Thefore, the fix is to determine which edges are part of the cluster boundary, and not modifying these edges at all. The first step is to find which edges are part of the boundary. This is very similar to determining which meshlets are connected: boundary edges are edges which are not shared between meshlets:

/**
* Connections betweens meshlets
*/
struct MeshletEdge {
    explicit MeshletEdge(std::size_t a, std::size_t b): first(std::min(a, b)), second(std::max(a, b)) {}

    bool operator==(const MeshletEdge& other) const = default;

    const std::size_t first;
    const std::size_t second;
};

struct MeshletEdgeHasher {
    std::size_t operator()(const MeshletEdge& edge) const {
        std::size_t h = edge.first;
        Carrot::hash_combine(h, edge.second);
        return h;
    }
};

/**
* Find which vertices are part of meshlet boundaries. These should not be merged to avoid cracks between LOD levels
*/
static Carrot::Vector<bool> findBoundaryVertices(Carrot::Allocator& allocator, LoadedPrimitive& primitive, std::span<Meshlet> meshlets) {
    Carrot::Vector<bool> boundaryVertices { allocator };
    boundaryVertices.resize(primitive.vertices.size());
    boundaryVertices.fill(false);

    // meshlets represented by their index into 'previousLevelMeshlets'
    std::unordered_map<MeshletEdge, std::unordered_set<std::size_t>, MeshletEdgeHasher> edges2Meshlets;

    // for each meshlet
    for(std::size_t meshletIndex = 0; meshletIndex < meshlets.size(); meshletIndex++) {
        const auto& meshlet = meshlets[meshletIndex];
        auto getVertexIndex = [&](std::size_t index) {
            const std::size_t vertexIndex = primitive.meshletVertexIndices[primitive.meshletIndices[index + meshlet.indexOffset] + meshlet.vertexOffset];
            return vertexIndex;
        };

        const std::size_t triangleCount = meshlet.indexCount / 3;
        // for each triangle of the meshlet
        for(std::size_t triangleIndex = 0; triangleIndex < triangleCount; triangleIndex++) {
            // for each edge of the triangle
            for(std::size_t i = 0; i < 3; i++) {
                MeshletEdge edge { getVertexIndex(i + triangleIndex * 3), getVertexIndex(((i+1) % 3) + triangleIndex * 3) };
                if(edge.first != edge.second) {
                    edges2Meshlets[edge].insert(meshletIndex);
                }
            }
        }
    }

    for(const auto& [edge, meshlets] : edges2Meshlets) {
        if(meshlets.size() == 1) {
            boundaryVertices[edge.first] = true;
            boundaryVertices[edge.second] = true;
        }
    }

    return boundaryVertices;
}

Then, remains an easy check whether a vertex is on a boundary when merging with neighbors: if the vertex is on a boundary, do not merge with neighbors.

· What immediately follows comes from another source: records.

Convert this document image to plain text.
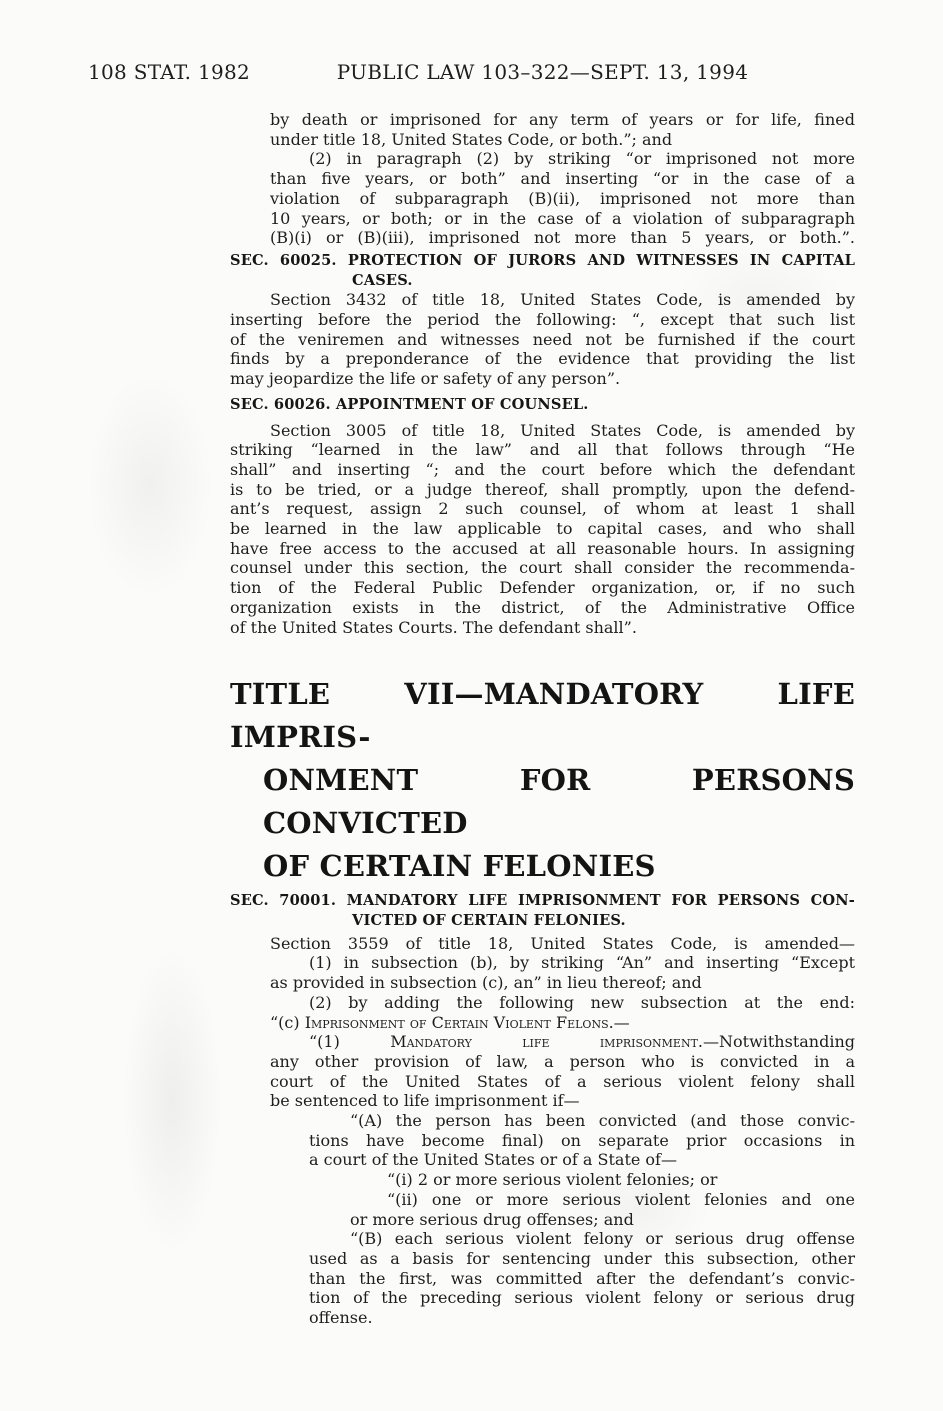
108 STAT. 1982	PUBLIC LAW 103–322—SEPT. 13, 1994
by death or imprisoned for any term of years or for life, fined
under title 18, United States Code, or both.”; and
(2) in paragraph (2) by striking “or imprisoned not more
than five years, or both” and inserting “or in the case of a
violation of subparagraph (B)(ii), imprisoned not more than
10 years, or both; or in the case of a violation of subparagraph
(B)(i) or (B)(iii), imprisoned not more than 5 years, or both.”.
SEC. 60025. PROTECTION OF JURORS AND WITNESSES IN CAPITAL
CASES.
Section 3432 of title 18, United States Code, is amended by
inserting before the period the following: “, except that such list
of the veniremen and witnesses need not be furnished if the court
finds by a preponderance of the evidence that providing the list
may jeopardize the life or safety of any person”.
SEC. 60026. APPOINTMENT OF COUNSEL.
Section 3005 of title 18, United States Code, is amended by
striking “learned in the law” and all that follows through “He
shall” and inserting “; and the court before which the defendant
is to be tried, or a judge thereof, shall promptly, upon the defend-
ant’s request, assign 2 such counsel, of whom at least 1 shall
be learned in the law applicable to capital cases, and who shall
have free access to the accused at all reasonable hours. In assigning
counsel under this section, the court shall consider the recommenda-
tion of the Federal Public Defender organization, or, if no such
organization exists in the district, of the Administrative Office
of the United States Courts. The defendant shall”.
TITLE VII—MANDATORY LIFE IMPRIS-
ONMENT FOR PERSONS CONVICTED
OF CERTAIN FELONIES
SEC. 70001. MANDATORY LIFE IMPRISONMENT FOR PERSONS CON-
VICTED OF CERTAIN FELONIES.
Section 3559 of title 18, United States Code, is amended—
(1) in subsection (b), by striking “An” and inserting “Except
as provided in subsection (c), an” in lieu thereof; and
(2) by adding the following new subsection at the end:
“(c) Imprisonment of Certain Violent Felons.—
“(1) Mandatory life imprisonment.—Notwithstanding
any other provision of law, a person who is convicted in a
court of the United States of a serious violent felony shall
be sentenced to life imprisonment if—
“(A) the person has been convicted (and those convic-
tions have become final) on separate prior occasions in
a court of the United States or of a State of—
“(i) 2 or more serious violent felonies; or
“(ii) one or more serious violent felonies and one
or more serious drug offenses; and
“(B) each serious violent felony or serious drug offense
used as a basis for sentencing under this subsection, other
than the first, was committed after the defendant’s convic-
tion of the preceding serious violent felony or serious drug
offense.
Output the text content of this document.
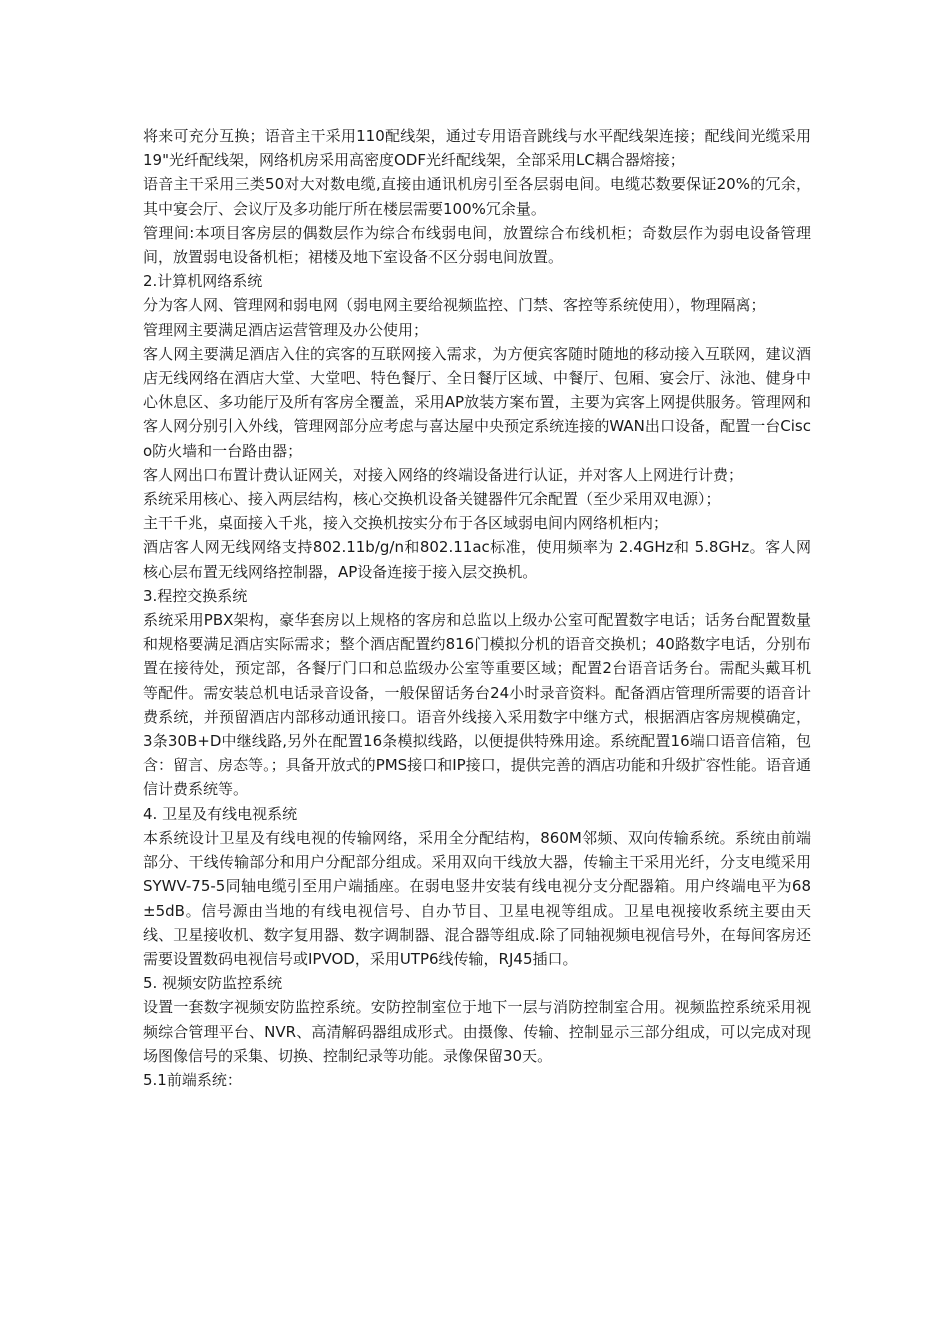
将来可充分互换；语音主干采用110配线架，通过专用语音跳线与水平配线架连接；配线间光缆采用19"光纤配线架，网络机房采用高密度ODF光纤配线架，全部采用LC耦合器熔接；

语音主干采用三类50对大对数电缆,直接由通讯机房引至各层弱电间。电缆芯数要保证20%的冗余，其中宴会厅、会议厅及多功能厅所在楼层需要100%冗余量。

管理间:本项目客房层的偶数层作为综合布线弱电间，放置综合布线机柜；奇数层作为弱电设备管理间，放置弱电设备机柜；裙楼及地下室设备不区分弱电间放置。

2.计算机网络系统

分为客人网、管理网和弱电网（弱电网主要给视频监控、门禁、客控等系统使用），物理隔离；

管理网主要满足酒店运营管理及办公使用；

客人网主要满足酒店入住的宾客的互联网接入需求，为方便宾客随时随地的移动接入互联网，建议酒店无线网络在酒店大堂、大堂吧、特色餐厅、全日餐厅区域、中餐厅、包厢、宴会厅、泳池、健身中心休息区、多功能厅及所有客房全覆盖，采用AP放装方案布置，主要为宾客上网提供服务。管理网和客人网分别引入外线，管理网部分应考虑与喜达屋中央预定系统连接的WAN出口设备，配置一台Cisco防火墙和一台路由器；

客人网出口布置计费认证网关，对接入网络的终端设备进行认证，并对客人上网进行计费；

系统采用核心、接入两层结构，核心交换机设备关键器件冗余配置（至少采用双电源）；

主干千兆，桌面接入千兆，接入交换机按实分布于各区域弱电间内网络机柜内；

酒店客人网无线网络支持802.11b/g/n和802.11ac标准，使用频率为 2.4GHz和 5.8GHz。客人网核心层布置无线网络控制器，AP设备连接于接入层交换机。

3.程控交换系统

系统采用PBX架构，豪华套房以上规格的客房和总监以上级办公室可配置数字电话；话务台配置数量和规格要满足酒店实际需求；整个酒店配置约816门模拟分机的语音交换机；40路数字电话，分别布置在接待处，预定部，各餐厅门口和总监级办公室等重要区域；配置2台语音话务台。需配头戴耳机等配件。需安装总机电话录音设备，一般保留话务台24小时录音资料。配备酒店管理所需要的语音计费系统，并预留酒店内部移动通讯接口。语音外线接入采用数字中继方式，根据酒店客房规模确定，3条30B+D中继线路,另外在配置16条模拟线路，以便提供特殊用途。系统配置16端口语音信箱，包含：留言、房态等。；具备开放式的PMS接口和IP接口，提供完善的酒店功能和升级扩容性能。语音通信计费系统等。

4. 卫星及有线电视系统

本系统设计卫星及有线电视的传输网络，采用全分配结构，860M邻频、双向传输系统。系统由前端部分、干线传输部分和用户分配部分组成。采用双向干线放大器，传输主干采用光纤，分支电缆采用SYWV-75-5同轴电缆引至用户端插座。在弱电竖井安装有线电视分支分配器箱。用户终端电平为68±5dB。信号源由当地的有线电视信号、自办节目、卫星电视等组成。卫星电视接收系统主要由天线、卫星接收机、数字复用器、数字调制器、混合器等组成.除了同轴视频电视信号外，在每间客房还需要设置数码电视信号或IPVOD，采用UTP6线传输，RJ45插口。

5. 视频安防监控系统

设置一套数字视频安防监控系统。安防控制室位于地下一层与消防控制室合用。视频监控系统采用视频综合管理平台、NVR、高清解码器组成形式。由摄像、传输、控制显示三部分组成，可以完成对现场图像信号的采集、切换、控制纪录等功能。录像保留30天。

5.1前端系统：
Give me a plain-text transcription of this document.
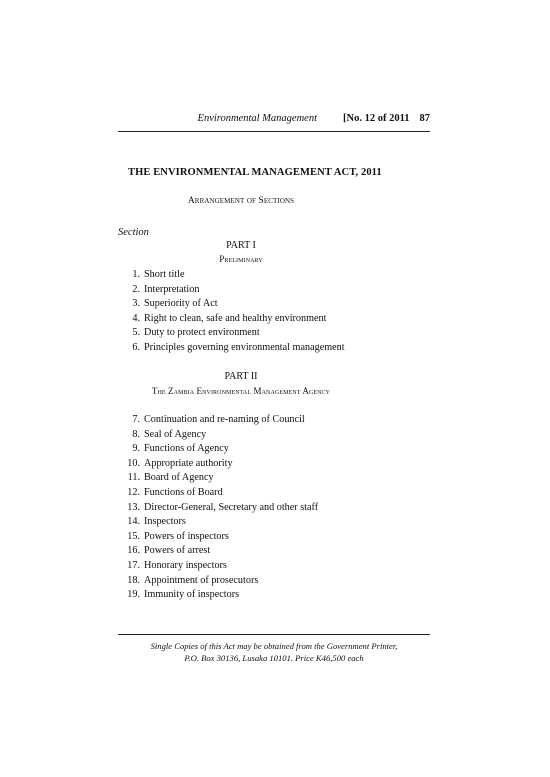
Environmental Management [No. 12 of 2011 87
THE ENVIRONMENTAL MANAGEMENT ACT, 2011
Arrangement of Sections
Section
PART I
Preliminary
1. Short title
2. Interpretation
3. Superiority of Act
4. Right to clean, safe and healthy environment
5. Duty to protect environment
6. Principles governing environmental management
PART II
The Zambia Environmental Management Agency
7. Continuation and re-naming of Council
8. Seal of Agency
9. Functions of Agency
10. Appropriate authority
11. Board of Agency
12. Functions of Board
13. Director-General, Secretary and other staff
14. Inspectors
15. Powers of inspectors
16. Powers of arrest
17. Honorary inspectors
18. Appointment of prosecutors
19. Immunity of inspectors
Single Copies of this Act may be obtained from the Government Printer,
P.O. Box 30136, Lusaka 10101. Price K46,500 each
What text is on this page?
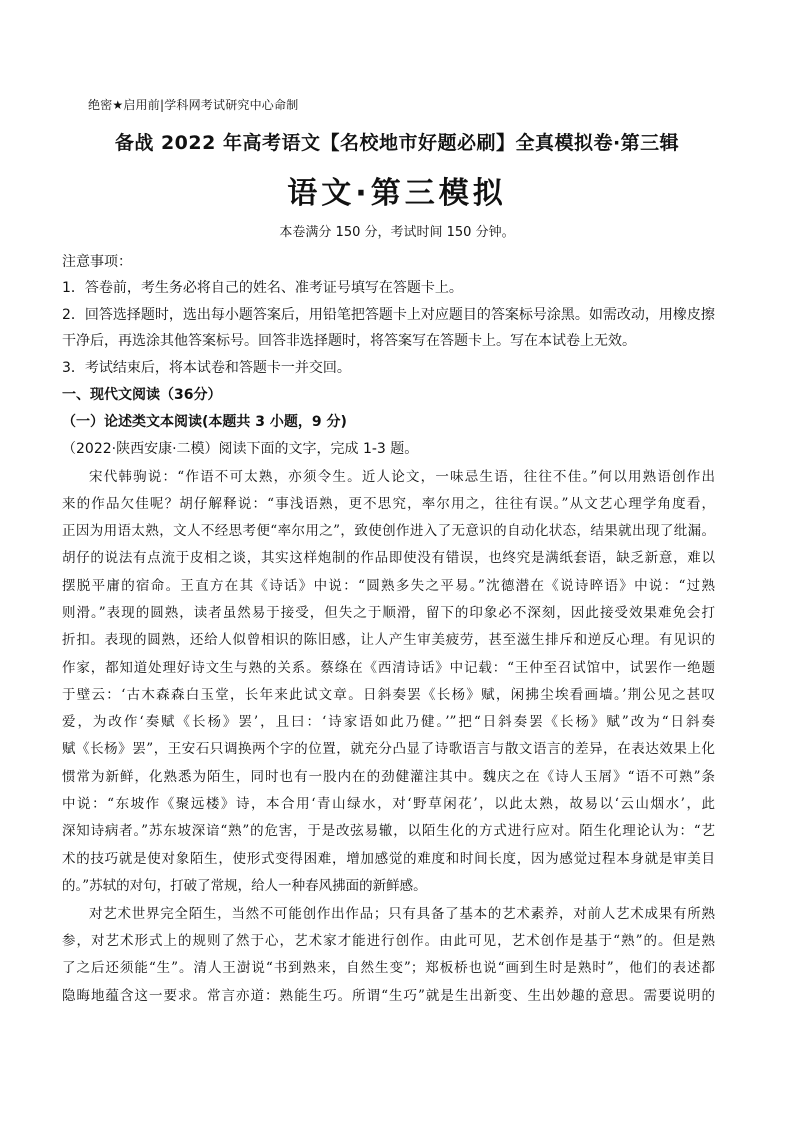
绝密★启用前|学科网考试研究中心命制
备战 2022 年高考语文【名校地市好题必刷】全真模拟卷·第三辑
语文·第三模拟
本卷满分 150 分，考试时间 150 分钟。
注意事项：
1．答卷前，考生务必将自己的姓名、准考证号填写在答题卡上。
2．回答选择题时，选出每小题答案后，用铅笔把答题卡上对应题目的答案标号涂黑。如需改动，用橡皮擦
干净后，再选涂其他答案标号。回答非选择题时，将答案写在答题卡上。写在本试卷上无效。
3．考试结束后，将本试卷和答题卡一并交回。
一、现代文阅读（36分）
（一）论述类文本阅读(本题共 3 小题，9 分)
（2022·陕西安康·二模）阅读下面的文字，完成 1-3 题。
宋代韩驹说：“作语不可太熟，亦须令生。近人论文，一味忌生语，往往不佳。”何以用熟语创作出
来的作品欠佳呢？胡仔解释说：“事浅语熟，更不思究，率尔用之，往往有误。”从文艺心理学角度看，
正因为用语太熟，文人不经思考便“率尔用之”，致使创作进入了无意识的自动化状态，结果就出现了纰漏。
胡仔的说法有点流于皮相之谈，其实这样炮制的作品即使没有错误，也终究是满纸套语，缺乏新意，难以
摆脱平庸的宿命。王直方在其《诗话》中说：“圆熟多失之平易。”沈德潜在《说诗晬语》中说：“过熟
则滑。”表现的圆熟，读者虽然易于接受，但失之于顺滑，留下的印象必不深刻，因此接受效果难免会打
折扣。表现的圆熟，还给人似曾相识的陈旧感，让人产生审美疲劳，甚至滋生排斥和逆反心理。有见识的
作家，都知道处理好诗文生与熟的关系。蔡绦在《西清诗话》中记载：“王仲至召试馆中，试罢作一绝题
于壁云：‘古木森森白玉堂，长年来此试文章。日斜奏罢《长杨》赋，闲拂尘埃看画墙。’荆公见之甚叹
爱，为改作‘奏赋《长杨》罢’，且曰：‘诗家语如此乃健。’”把“日斜奏罢《长杨》赋”改为“日斜奏
赋《长杨》罢”，王安石只调换两个字的位置，就充分凸显了诗歌语言与散文语言的差异，在表达效果上化
惯常为新鲜，化熟悉为陌生，同时也有一股内在的劲健灌注其中。魏庆之在《诗人玉屑》“语不可熟”条
中说：“东坡作《聚远楼》诗，本合用‘青山绿水，对‘野草闲花’，以此太熟，故易以‘云山烟水’，此
深知诗病者。”苏东坡深谙“熟”的危害，于是改弦易辙，以陌生化的方式进行应对。陌生化理论认为：“艺
术的技巧就是使对象陌生，使形式变得困难，增加感觉的难度和时间长度，因为感觉过程本身就是审美目
的。”苏轼的对句，打破了常规，给人一种春风拂面的新鲜感。
对艺术世界完全陌生，当然不可能创作出作品；只有具备了基本的艺术素养，对前人艺术成果有所熟
参，对艺术形式上的规则了然于心，艺术家才能进行创作。由此可见，艺术创作是基于“熟”的。但是熟
了之后还须能“生”。清人王澍说“书到熟来，自然生变”；郑板桥也说“画到生时是熟时”，他们的表述都
隐晦地蕴含这一要求。常言亦道：熟能生巧。所谓“生巧”就是生出新变、生出妙趣的意思。需要说明的
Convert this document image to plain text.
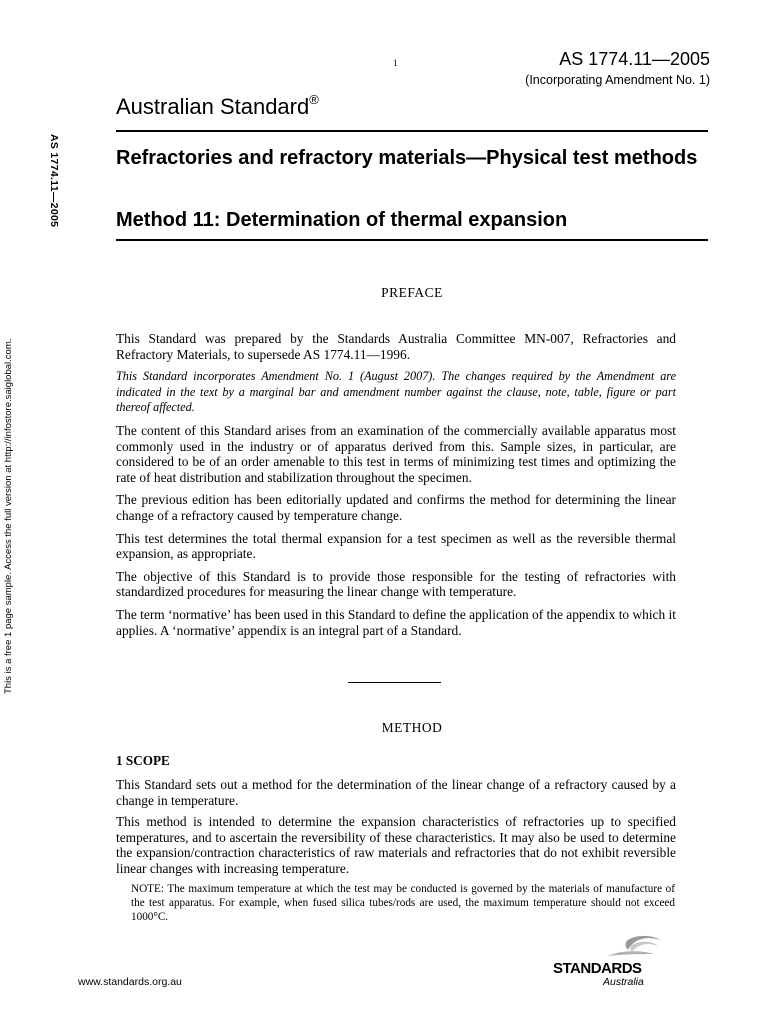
1	AS 1774.11—2005
(Incorporating Amendment No. 1)
Australian Standard®
Refractories and refractory materials—Physical test methods
Method 11: Determination of thermal expansion
AS 1774.11—2005
This is a free 1 page sample. Access the full version at http://infostore.saiglobal.com.
PREFACE

This Standard was prepared by the Standards Australia Committee MN-007, Refractories and Refractory Materials, to supersede AS 1774.11—1996.

This Standard incorporates Amendment No. 1 (August 2007). The changes required by the Amendment are indicated in the text by a marginal bar and amendment number against the clause, note, table, figure or part thereof affected.

The content of this Standard arises from an examination of the commercially available apparatus most commonly used in the industry or of apparatus derived from this. Sample sizes, in particular, are considered to be of an order amenable to this test in terms of minimizing test times and optimizing the rate of heat distribution and stabilization throughout the specimen.

The previous edition has been editorially updated and confirms the method for determining the linear change of a refractory caused by temperature change.

This test determines the total thermal expansion for a test specimen as well as the reversible thermal expansion, as appropriate.

The objective of this Standard is to provide those responsible for the testing of refractories with standardized procedures for measuring the linear change with temperature.

The term ‘normative’ has been used in this Standard to define the application of the appendix to which it applies. A ‘normative’ appendix is an integral part of a Standard.

METHOD
1 SCOPE

This Standard sets out a method for the determination of the linear change of a refractory caused by a change in temperature.

This method is intended to determine the expansion characteristics of refractories up to specified temperatures, and to ascertain the reversibility of these characteristics. It may also be used to determine the expansion/contraction characteristics of raw materials and refractories that do not exhibit reversible linear changes with increasing temperature.

NOTE: The maximum temperature at which the test may be conducted is governed by the materials of manufacture of the test apparatus. For example, when fused silica tubes/rods are used, the maximum temperature should not exceed 1000°C.
www.standards.org.au
STANDARDS
Australia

As usual, the implementation is available here: Click me! and click me too! (The logic was inverted…)

Conclusion

Those fixes massively improved the quality and performance of my LOD generation! As written in the introduction, the Happy Buddha model took 4min to simplify on my Ryzen 7 2700X, and now it takes “only” 40s! Also, LODs actually resemble the original model.

Finally, I’ll leave you with this GIF of the not a standford bunny model by Jocelyn Da Prato automatically selecting its LOD, per cluster, in real time:

not a standford bunny model automatically selecting LOD levels, per cluster, depending on the screen size of each cluster. Numbers on each clusters represent the current LOD for the rendered cluster.

not a standford bunny model automatically selecting LOD levels, per cluster, depending on the screen size of each cluster. Numbers on each clusters represent the current LOD for the rendered cluster.